If you were going to totally dive after this in your ministry, especially communally,
so that in 2 years the volunteers would say, “Yes we’re doing this,” what would need
to change in your ministry to make that a reality?
- Steve: Make things more personal – press and train our leaders to know
students better; give them language to understand that concept.
- Jason: do more life-on-life ministry – earn trust with senior leaders to show
them that this needs to happen.
- Jeff: pull back programs to allow leaders to hang out with students more
- Judy: pull energy from large-group ministry to small group (large group has
lot of momentum) – not intentional about relationships in breakouts from
large group
- Nate R.: implement them at camp AND support youth groups to do these
things; want the partnership to be more than once a year – FH to pay for
youth pastors to meet and discuss these issues.
- Ken: looking for more ways for students to experience community outside
of small groups – interact with the larger church.
- Nate S: Work with children’s pastor about what this would look like in 5th
and 6th grade to have a greater understanding of these things;
accountability to make sure ministry is still moving forward.
- Trae: community – change happens in the 10 weeks off during ALPHA and
convincing his boss MS isn’t a silo; re-communicating to leaders the
expectations.
- Kurt J: get away from an exact program with exact goal to reach exact
person; look at 3 arenas and talk about the same thing in all arenas – large
group, small group, individual – instead of particular program for particular
arena.
- Alan M: start with staff – can’t do with kids if not doing with staff; need
better community and investing in staff.
- Joe: listening to help others in YM context back in KC
- John: starts with volunteers; changing small groups; more life-on-life
incarnational opportunities – service, loving others, adult and student(s);
get rid of mid-week program or change significantly.
- Scott: avoid creating a bar that lands in behavioralism; ministry to
individual students;
- Alex: YS training stuff; context of role of body of the church in students’
lives; training leaders to know this is where we’re going.
- Marko: training of leaders; this bar is really hard and far away for the
students at church; intrigued by talking to YW’s about lowering the bar.
- Eric: bringing better training and understanding to staff they hire at camps
and to other youth guys in area. (Marko: what about choosing one of these
as theme for the week of camp)
- Mark J: need to have leaders know their students’ stories better; let
students have tangible examples of feeling loved by the church;
opportunities not just programs; better connections with children’s and HS.
- Heather: really good at teaching on behavior, so it needs to start with her
and change that; have huge expectations for summer camp and 9th grade
trip, but these ideas don’t necessarily have tangible results.

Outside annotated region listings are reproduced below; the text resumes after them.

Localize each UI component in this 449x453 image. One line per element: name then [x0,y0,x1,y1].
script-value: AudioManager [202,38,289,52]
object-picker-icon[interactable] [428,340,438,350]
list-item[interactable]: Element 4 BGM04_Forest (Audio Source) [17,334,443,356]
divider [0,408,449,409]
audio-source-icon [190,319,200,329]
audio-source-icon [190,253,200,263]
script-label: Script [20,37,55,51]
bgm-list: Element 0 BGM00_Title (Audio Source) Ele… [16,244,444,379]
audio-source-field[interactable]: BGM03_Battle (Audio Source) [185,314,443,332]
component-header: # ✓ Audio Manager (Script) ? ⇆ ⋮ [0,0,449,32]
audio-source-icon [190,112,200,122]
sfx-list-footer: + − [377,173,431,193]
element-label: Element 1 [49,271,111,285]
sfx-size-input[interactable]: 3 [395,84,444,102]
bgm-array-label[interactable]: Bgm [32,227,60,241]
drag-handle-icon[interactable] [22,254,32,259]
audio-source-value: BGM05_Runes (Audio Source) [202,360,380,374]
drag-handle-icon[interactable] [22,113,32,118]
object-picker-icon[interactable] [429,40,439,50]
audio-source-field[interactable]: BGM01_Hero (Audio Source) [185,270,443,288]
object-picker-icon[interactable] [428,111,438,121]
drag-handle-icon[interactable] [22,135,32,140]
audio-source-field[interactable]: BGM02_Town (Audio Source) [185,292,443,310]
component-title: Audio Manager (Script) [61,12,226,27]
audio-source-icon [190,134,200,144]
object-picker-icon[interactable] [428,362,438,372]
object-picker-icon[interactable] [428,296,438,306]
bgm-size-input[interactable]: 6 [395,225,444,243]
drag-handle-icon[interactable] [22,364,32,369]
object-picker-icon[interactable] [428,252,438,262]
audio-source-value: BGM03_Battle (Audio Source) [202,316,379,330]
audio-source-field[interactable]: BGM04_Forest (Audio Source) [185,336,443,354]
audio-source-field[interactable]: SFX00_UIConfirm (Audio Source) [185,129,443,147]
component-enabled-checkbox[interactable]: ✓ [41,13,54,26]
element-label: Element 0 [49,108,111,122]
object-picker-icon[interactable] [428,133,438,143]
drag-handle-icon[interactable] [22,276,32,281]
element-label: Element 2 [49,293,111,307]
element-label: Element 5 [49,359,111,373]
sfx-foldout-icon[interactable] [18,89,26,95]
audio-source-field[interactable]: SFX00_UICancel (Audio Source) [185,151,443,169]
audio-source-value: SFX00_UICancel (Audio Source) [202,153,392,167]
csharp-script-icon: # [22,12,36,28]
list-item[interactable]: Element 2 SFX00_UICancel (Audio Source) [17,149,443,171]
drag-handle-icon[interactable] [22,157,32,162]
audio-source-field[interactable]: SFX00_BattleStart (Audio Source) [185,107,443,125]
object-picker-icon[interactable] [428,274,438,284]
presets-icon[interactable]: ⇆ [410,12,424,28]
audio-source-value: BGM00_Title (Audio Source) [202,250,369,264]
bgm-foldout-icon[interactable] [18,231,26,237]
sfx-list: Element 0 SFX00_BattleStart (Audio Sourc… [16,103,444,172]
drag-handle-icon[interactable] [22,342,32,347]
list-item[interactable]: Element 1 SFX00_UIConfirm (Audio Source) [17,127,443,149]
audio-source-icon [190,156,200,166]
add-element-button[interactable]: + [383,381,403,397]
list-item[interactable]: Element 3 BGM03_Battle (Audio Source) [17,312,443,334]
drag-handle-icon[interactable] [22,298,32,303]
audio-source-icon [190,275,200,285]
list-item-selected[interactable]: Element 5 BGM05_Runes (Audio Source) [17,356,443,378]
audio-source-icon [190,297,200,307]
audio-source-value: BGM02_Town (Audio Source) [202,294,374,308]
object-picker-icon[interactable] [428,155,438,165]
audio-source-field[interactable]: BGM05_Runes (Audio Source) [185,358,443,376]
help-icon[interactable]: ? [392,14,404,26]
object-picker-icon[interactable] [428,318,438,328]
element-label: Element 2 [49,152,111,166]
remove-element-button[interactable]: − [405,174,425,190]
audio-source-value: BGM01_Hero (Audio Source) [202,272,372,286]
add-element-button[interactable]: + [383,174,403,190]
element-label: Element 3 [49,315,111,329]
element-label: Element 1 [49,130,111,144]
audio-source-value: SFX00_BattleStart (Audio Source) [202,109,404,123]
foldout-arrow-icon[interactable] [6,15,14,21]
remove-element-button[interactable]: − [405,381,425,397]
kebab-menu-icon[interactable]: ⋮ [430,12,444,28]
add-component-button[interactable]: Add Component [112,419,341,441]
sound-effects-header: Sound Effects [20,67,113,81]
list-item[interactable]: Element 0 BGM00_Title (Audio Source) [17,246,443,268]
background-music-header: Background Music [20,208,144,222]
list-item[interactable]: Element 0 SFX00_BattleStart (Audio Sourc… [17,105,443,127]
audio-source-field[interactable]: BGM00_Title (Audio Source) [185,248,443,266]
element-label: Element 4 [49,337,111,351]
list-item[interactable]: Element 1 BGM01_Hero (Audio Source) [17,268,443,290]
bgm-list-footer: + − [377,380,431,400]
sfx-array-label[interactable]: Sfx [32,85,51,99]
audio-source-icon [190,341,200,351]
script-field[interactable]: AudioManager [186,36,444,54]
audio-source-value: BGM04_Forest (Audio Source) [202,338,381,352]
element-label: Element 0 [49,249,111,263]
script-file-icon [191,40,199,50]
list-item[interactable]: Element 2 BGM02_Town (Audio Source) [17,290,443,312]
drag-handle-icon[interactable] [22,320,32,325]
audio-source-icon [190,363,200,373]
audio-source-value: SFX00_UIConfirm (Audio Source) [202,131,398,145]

- Alan R.: training with leaders; be willing to let some students go (Christ had
12, not multiple services); ask leaders for 3 deeper years of commitment.
- Curt G: got to build from the ground up in this context; meet with staff and
mentors and call out what they do well; training of leaders/mentors – take
it one step further to tutors and tutoring program; find symbols to
communicate the story - adventures; use symbols in the room;
confirmation option in moving from junior to senior mentor program; know
the Shema; camp in the context of racial reconciliation.

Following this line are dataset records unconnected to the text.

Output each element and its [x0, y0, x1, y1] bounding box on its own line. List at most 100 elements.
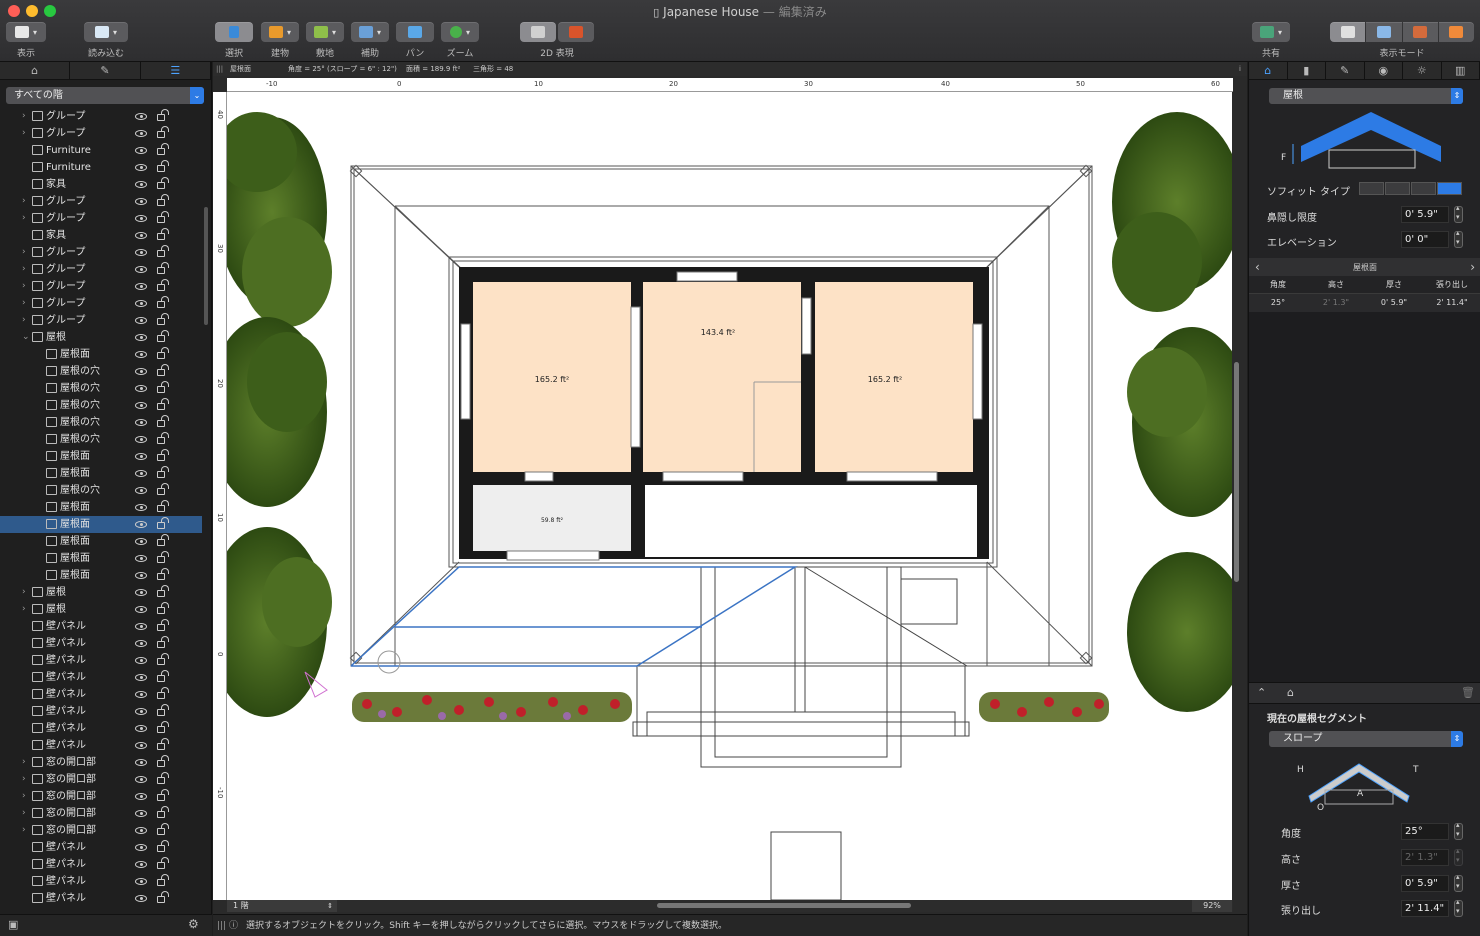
eye-icon[interactable]: [135, 385, 147, 392]
list-item[interactable]: 屋根面: [0, 516, 202, 533]
zoom-tool[interactable]: ▾ ズーム: [441, 22, 479, 59]
list-item[interactable]: 壁パネル: [0, 618, 202, 635]
list-item[interactable]: 壁パネル: [0, 635, 202, 652]
eye-icon[interactable]: [135, 317, 147, 324]
eye-icon[interactable]: [135, 742, 147, 749]
eye-icon[interactable]: [135, 453, 147, 460]
viewmode-tool[interactable]: 表示モード: [1330, 22, 1474, 59]
eye-icon[interactable]: [135, 351, 147, 358]
list-item[interactable]: 屋根面: [0, 448, 202, 465]
eye-icon[interactable]: [135, 436, 147, 443]
soffit-type-3-button[interactable]: [1411, 182, 1436, 195]
tab-object[interactable]: ⌂: [1249, 62, 1288, 79]
list-item[interactable]: Furniture: [0, 159, 202, 176]
unlock-icon[interactable]: [157, 194, 169, 206]
eye-icon[interactable]: [135, 657, 147, 664]
unlock-icon[interactable]: [157, 704, 169, 716]
list-item[interactable]: › 窓の開口部: [0, 822, 202, 839]
unlock-icon[interactable]: [157, 313, 169, 325]
zoom-level[interactable]: 92%: [1192, 900, 1232, 912]
unlock-icon[interactable]: [157, 177, 169, 189]
eye-icon[interactable]: [135, 113, 147, 120]
angle-stepper[interactable]: [1454, 821, 1463, 840]
eye-icon[interactable]: [135, 181, 147, 188]
plan-canvas[interactable]: 165.2 ft² 143.4 ft² 165.2 ft² 59.8 ft²: [227, 92, 1232, 900]
viewmode-plan-button[interactable]: [1330, 22, 1366, 42]
eye-icon[interactable]: [135, 572, 147, 579]
share-button[interactable]: ▾: [1252, 22, 1290, 42]
chevron-right-icon[interactable]: ›: [22, 312, 30, 329]
list-item[interactable]: › グループ: [0, 278, 202, 295]
table-row[interactable]: 25° 2' 1.3" 0' 5.9" 2' 11.4": [1249, 294, 1480, 312]
list-item[interactable]: 壁パネル: [0, 839, 202, 856]
site-button[interactable]: ▾: [306, 22, 344, 42]
chevron-right-icon[interactable]: ›: [22, 210, 30, 227]
list-item[interactable]: 壁パネル: [0, 856, 202, 873]
unlock-icon[interactable]: [157, 670, 169, 682]
list-item[interactable]: › 窓の開口部: [0, 788, 202, 805]
unlock-icon[interactable]: [157, 653, 169, 665]
tree-scrollbar[interactable]: [204, 207, 208, 325]
list-item[interactable]: ⌄ 屋根: [0, 329, 202, 346]
list-item[interactable]: 壁パネル: [0, 737, 202, 754]
plan-drawing[interactable]: 165.2 ft² 143.4 ft² 165.2 ft² 59.8 ft²: [227, 92, 1232, 900]
unlock-icon[interactable]: [157, 228, 169, 240]
unlock-icon[interactable]: [157, 347, 169, 359]
angle-field[interactable]: 25°: [1401, 823, 1449, 840]
eye-icon[interactable]: [135, 674, 147, 681]
viewmode-render-button[interactable]: [1438, 22, 1474, 42]
list-item[interactable]: › 屋根: [0, 601, 202, 618]
list-item[interactable]: › グループ: [0, 210, 202, 227]
unlock-icon[interactable]: [157, 126, 169, 138]
unlock-icon[interactable]: [157, 772, 169, 784]
unlock-icon[interactable]: [157, 619, 169, 631]
corridor[interactable]: [645, 485, 977, 557]
eye-icon[interactable]: [135, 198, 147, 205]
chevron-right-icon[interactable]: ›: [22, 601, 30, 618]
eye-icon[interactable]: [135, 487, 147, 494]
image-icon[interactable]: ▣: [8, 918, 18, 931]
add-segment-icon[interactable]: ⌃: [1257, 686, 1266, 699]
import-button[interactable]: ▾: [84, 22, 128, 42]
list-item[interactable]: 壁パネル: [0, 652, 202, 669]
list-item[interactable]: › グループ: [0, 108, 202, 125]
eye-icon[interactable]: [135, 300, 147, 307]
elevation-field[interactable]: 0' 0": [1401, 231, 1449, 248]
thickness-stepper[interactable]: [1454, 873, 1463, 892]
view-button[interactable]: ▾: [6, 22, 46, 42]
info-icon[interactable]: i: [1239, 62, 1241, 76]
canvas-vertical-scrollbar[interactable]: [1234, 362, 1239, 582]
tab-material[interactable]: ▮: [1288, 62, 1326, 79]
pan-tool[interactable]: パン: [396, 22, 434, 59]
eye-icon[interactable]: [135, 640, 147, 647]
share-tool[interactable]: ▾ 共有: [1252, 22, 1290, 59]
unlock-icon[interactable]: [157, 568, 169, 580]
list-item[interactable]: 屋根の穴: [0, 431, 202, 448]
floor-select[interactable]: すべての階 ⌄: [6, 87, 204, 104]
eye-icon[interactable]: [135, 147, 147, 154]
eye-icon[interactable]: [135, 164, 147, 171]
tab-library[interactable]: ⌂: [0, 62, 71, 79]
unlock-icon[interactable]: [157, 789, 169, 801]
eye-icon[interactable]: [135, 521, 147, 528]
chevron-right-icon[interactable]: ›: [22, 754, 30, 771]
chevron-right-icon[interactable]: ›: [22, 805, 30, 822]
chevron-right-icon[interactable]: ›: [22, 261, 30, 278]
list-item[interactable]: 壁パネル: [0, 669, 202, 686]
sidebar-toggle-icon[interactable]: |||: [216, 62, 223, 76]
unlock-icon[interactable]: [157, 364, 169, 376]
tab-object-list[interactable]: ☰: [141, 62, 211, 79]
eave-limit-stepper[interactable]: [1454, 204, 1463, 223]
chevron-right-icon[interactable]: ›: [22, 244, 30, 261]
eye-icon[interactable]: [135, 844, 147, 851]
unlock-icon[interactable]: [157, 483, 169, 495]
eye-icon[interactable]: [135, 827, 147, 834]
unlock-icon[interactable]: [157, 500, 169, 512]
eye-icon[interactable]: [135, 266, 147, 273]
room-2[interactable]: [643, 282, 801, 472]
aux-button[interactable]: ▾: [351, 22, 389, 42]
list-item[interactable]: 屋根面: [0, 533, 202, 550]
chevron-right-icon[interactable]: ›: [22, 278, 30, 295]
unlock-icon[interactable]: [157, 449, 169, 461]
unlock-icon[interactable]: [157, 602, 169, 614]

- Cristin: train volunteers; reevaluate placement of 5th grade; look at budget
and get more experiences away from the norm with the JH students and
volunteers.
- Jim: need someone to check in with him once a week to help him be a
better boss and smooth the chain of command and flow of information;
rally the church to YM – get the whole church to read Hurt & bring Chap in.

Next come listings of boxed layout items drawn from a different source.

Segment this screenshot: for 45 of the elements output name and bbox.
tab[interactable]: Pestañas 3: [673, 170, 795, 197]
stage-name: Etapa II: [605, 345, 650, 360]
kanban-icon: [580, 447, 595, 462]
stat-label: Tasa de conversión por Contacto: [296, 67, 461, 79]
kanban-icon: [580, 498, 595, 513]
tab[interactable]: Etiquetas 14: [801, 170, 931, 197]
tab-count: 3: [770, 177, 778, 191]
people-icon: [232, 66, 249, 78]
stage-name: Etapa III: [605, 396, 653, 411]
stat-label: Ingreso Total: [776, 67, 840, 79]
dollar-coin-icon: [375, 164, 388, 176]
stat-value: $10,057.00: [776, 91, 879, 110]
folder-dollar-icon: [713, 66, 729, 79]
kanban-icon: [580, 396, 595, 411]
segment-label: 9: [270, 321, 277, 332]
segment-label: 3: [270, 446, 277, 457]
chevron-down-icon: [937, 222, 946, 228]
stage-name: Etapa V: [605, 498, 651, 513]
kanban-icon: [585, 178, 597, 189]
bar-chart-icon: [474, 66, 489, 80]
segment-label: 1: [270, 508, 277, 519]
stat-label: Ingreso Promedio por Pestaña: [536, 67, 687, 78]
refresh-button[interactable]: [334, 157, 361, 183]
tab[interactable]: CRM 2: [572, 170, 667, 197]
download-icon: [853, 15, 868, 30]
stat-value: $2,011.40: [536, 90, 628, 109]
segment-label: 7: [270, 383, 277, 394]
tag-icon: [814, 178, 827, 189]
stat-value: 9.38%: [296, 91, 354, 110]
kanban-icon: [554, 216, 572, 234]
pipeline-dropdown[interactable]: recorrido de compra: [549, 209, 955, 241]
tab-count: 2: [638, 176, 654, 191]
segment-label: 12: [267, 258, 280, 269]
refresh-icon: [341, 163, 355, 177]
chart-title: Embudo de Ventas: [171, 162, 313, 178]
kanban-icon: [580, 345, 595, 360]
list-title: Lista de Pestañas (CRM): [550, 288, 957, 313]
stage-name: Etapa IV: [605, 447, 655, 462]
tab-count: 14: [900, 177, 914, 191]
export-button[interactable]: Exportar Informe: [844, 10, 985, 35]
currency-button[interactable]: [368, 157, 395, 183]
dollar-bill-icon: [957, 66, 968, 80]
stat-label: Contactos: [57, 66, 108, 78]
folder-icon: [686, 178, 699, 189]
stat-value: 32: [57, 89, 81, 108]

- Johnny: not be arrogant enough to accomplish whole list in a weekend;
work with staff that is coming out of ministries – communicate it’s a
journey and community; create content that affirms this list.
- April: hard because still getting to know her context; not be an island and
silo from 5/6 and HS; help staff understand where their story intersects
God’s story; priority of individual student over the ministry.